Today, Middle Eastern Christians and their achievements have remained relatively unknown in both the Middle East and the West. But today, with more than 2 billion Christians and instant communication, there can be no excuse for those elsewhere to ignore what is occurring there.
If only scholarship can recover aspects of a “lost history.” Only the international community can prevent a lost future.
For 2,000 years, the Church has had an unbroken presence in this land that gave Saint Paul his faith, and from which Europe and Asia both learned the Gospel. Here, the Christian faith is indigenous to this region. It was born in this region. It is rooted in this region. And it has a right to continue to exist in this region.
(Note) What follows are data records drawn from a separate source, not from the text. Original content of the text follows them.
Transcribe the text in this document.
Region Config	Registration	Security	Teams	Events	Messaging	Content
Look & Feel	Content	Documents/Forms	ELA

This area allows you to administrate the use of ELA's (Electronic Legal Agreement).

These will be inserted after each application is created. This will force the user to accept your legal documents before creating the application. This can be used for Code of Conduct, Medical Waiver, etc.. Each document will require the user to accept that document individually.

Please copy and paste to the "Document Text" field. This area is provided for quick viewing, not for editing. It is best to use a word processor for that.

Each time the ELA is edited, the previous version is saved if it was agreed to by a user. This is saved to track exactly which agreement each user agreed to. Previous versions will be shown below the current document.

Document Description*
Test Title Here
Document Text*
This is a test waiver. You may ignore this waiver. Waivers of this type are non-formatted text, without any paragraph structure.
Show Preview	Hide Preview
Still, its rich past faces an uncertain future. Targeted for genocide by ISIS and related groups, the situation of Syrian Christians has become precarious. What happens in the next few months could well determine whether Syria remains a pluralistic society, or veers toward ISIS’ model of radical theocracy.
What is at stake is not one of the branches of Christianity, but its roots. And equally at stake is the pluralistic character of the Middle East.
On the road to Damascus, and in that city, Saint Paul had to choose whether to destroy Christianity in the region, or help it thrive. Today, Syria—with the help of the international community—faces the same choice. And as with the choice of Saint Paul, the decisions made today won’t just affect Syria, but the entire world.